1.1.4 Notion de demande et offre
éducatives
La demande et l'offre éducatives sont très
importantes dans tous systèmes éducatifs et il appartient
à chaque Etat de veiller à un équilibre afin
d'éviter d'une part une propension de la sous scolarisation, et d'autres
part a un gaspillage des ressources disponibles.
Par définition, la demande d'éducation est
l'intention exprimée ou non par une frange de la population
d'entreprendre ou de poursuivre des études. Elle est
matérialisée par la population scolarisable et résulte
d'un ensemble de décisions déterminées par plusieurs
facteurs. En revanche, l'offre éducative est un ensemble de dispositions
mises en place pour permettre de satisfaire la demande exprimée. Elle
est principalement l'oeuvre de l'état et ses partenaires.
Après avoir clarifié quelques notions
liées au concept d'éducation, nous considérons dans notre
étude l'éducation de base celle retenue par UNESCO (2001) qui,
englobe aussi bien le primaire que le premier cycle du secondaire, donc celle
qui pourrait concerner les enfants de 6 à 15 ans.
Par ailleurs, l'éducation est souvent
considérée comme un atout indispensable pour amorcer le
délicat problème du développement durable des pays du sud
en particulier celui de l'Afrique subsaharienne. Il est opportun qu'on puisse
porter une analyse assez brève sur ce concept qui depuis les lustres
fait l'objet de tant d'études tout en restant dans cadre de notre
étude.
1.1.5 Concept de
développement
Le concept de développement semble défier toute
définition, mais ce n'est pas faute de propositions (Cowen, 1996 ;
Nolwen, 2006). Deux visions dans la perception du développement sont
observées dans le monde. D'une part, certains l'assimilent à un
problème purement économique et d'autres accordent une place
importante aux facteurs non économiques9 notamment celui de
l'éducation.
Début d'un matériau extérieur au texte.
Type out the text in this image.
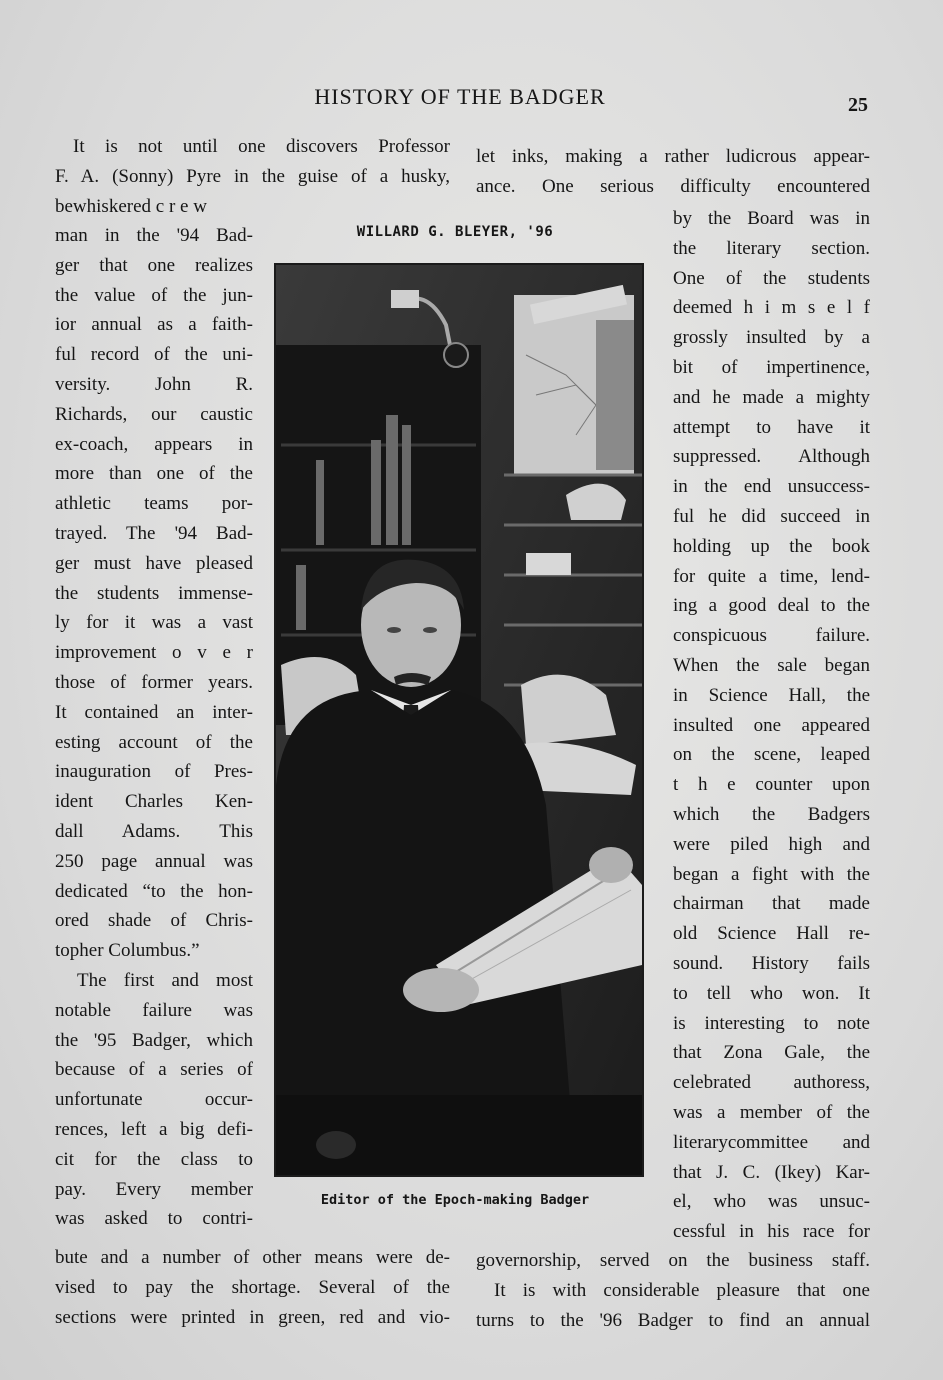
HISTORY OF THE BADGER	25
It is not until one discovers Professor
F. A. (Sonny) Pyre in the guise of a husky,
bewhiskered c r e w
man in the '94 Bad-
ger that one realizes
the value of the jun-
ior annual as a faith-
ful record of the uni-
versity. John R.
Richards, our caustic
ex-coach, appears in
more than one of the
athletic teams por-
trayed. The '94 Bad-
ger must have pleased
the students immense-
ly for it was a vast
improvement o v e r
those of former years.
It contained an inter-
esting account of the
inauguration of Pres-
ident Charles Ken-
dall Adams. This
250 page annual was
dedicated “to the hon-
ored shade of Chris-
topher Columbus.”
The first and most
notable failure was
the '95 Badger, which
because of a series of
unfortunate occur-
rences, left a big defi-
cit for the class to
pay. Every member
was asked to contri-
bute and a number of other means were de-
vised to pay the shortage. Several of the
sections were printed in green, red and vio-
let inks, making a rather ludicrous appear-
ance. One serious difficulty encountered
by the Board was in
the literary section.
One of the students
deemed h i m s e l f
grossly insulted by a
bit of impertinence,
and he made a mighty
attempt to have it
suppressed. Although
in the end unsuccess-
ful he did succeed in
holding up the book
for quite a time, lend-
ing a good deal to the
conspicuous failure.
When the sale began
in Science Hall, the
insulted one appeared
on the scene, leaped
t h e counter upon
which the Badgers
were piled high and
began a fight with the
chairman that made
old Science Hall re-
sound. History fails
to tell who won. It
is interesting to note
that Zona Gale, the
celebrated authoress,
was a member of the
literarycommittee and
that J. C. (Ikey) Kar-
el, who was unsuc-
cessful in his race for
governorship, served on the business staff.
It is with considerable pleasure that one
turns to the '96 Badger to find an annual
WILLARD G. BLEYER, '96
Editor of the Epoch-making Badger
Ainsi, selon cette dernière vision, les
modèles alternatifs dits « anthropologiques et culturels du
développement » ont vu le jour dans les années 70. Ils
soutiennent que l'alphabétisation, associée à la hausse de
l'âge au mariage, constitue l'élément central de
l'accession d'une société à la modernité.
(graphique0).
9 Les facteurs non économiques englobent les
facteurs culturels, environnementaux et sociaux

Figure 1 : MODELE ANTHROPOLOGIQUE
Structure familiale

Alphabétisation + Hausse de l'âge au
mariage


Transformation Politique
|
|
Transformation Démographique
|
|
Transformation Économique
|
Source : TOOD Emmanuel, 1984. L'enfance du
monde, structure familiale et développement, Paris, Edition du seuil,
p.166. (Cité par Anoh, 2007).
Cette approche du développement qui met l'accent sur
l'alphabétisation et l'éducation de manière
générale comme moteurs centraux est, de nos jours, reconnu par la
communauté internationale en tant que condition préalable au
progrès social et démographique, à un développement
économique durable et à l'égalité des
sexes10. Si tel est le cas, comment l'éducation est telle
indispensable dans les pays en pleine reconstruction post-crise ?
1.2. L'éducation comme facteur de
développement dans un climat post crise
Le processus de reconstruction dans les États
perturbés requiert un contexte de sûreté et de
sécurité. La nature même de la cessation du conflit
armé ou de la paix obtenue est un élément crucial à
l'heure du choix de la politique stratégique pour le processus de
redressement. Une fois que les structures de sécurité sont en
place, la reconstruction politique, sociale et économique doit non
seulement aborder les besoins immédiats créés par l'impact
du conflit armé, mais aussi envisager la manière dont la
société a été (ou doit être)
transformée après le conflit par rapport au modèle
d'avant-guerre. Poursuivant le but d'étendre l'éducation de base
à tous les enfants, aux jeunes gens et aux adultes, qui a
été retenu par l'ONU comme un des objectifs du millénaire
pour le développement, l'élaboration de politiques
éducatives dans le contexte d'une paix et d'une stabilité
relative peut représenter un défi majeur pour les pays en sortie
de crise. L'objectif de cette partie est de montrer à l'aide des
études, l'impact de l'éducation sur les variables ou
phénomènes de population (cohésion sociale,
fécondité...) susceptible d'impulser un souffle nouveau au
développement des pays du sud particulièrement de ceux en pleine
reconstruction post conflit. Et l'analyse de quelques obstacles à
l'éducation dans les pays africains retiendra notre attention en second
volet de cette partie.
10 Nation unies (2003).population, éducation et
développement. Rapport concis, département des affaires
économiques et sociales, Division de la population, New York, 59p.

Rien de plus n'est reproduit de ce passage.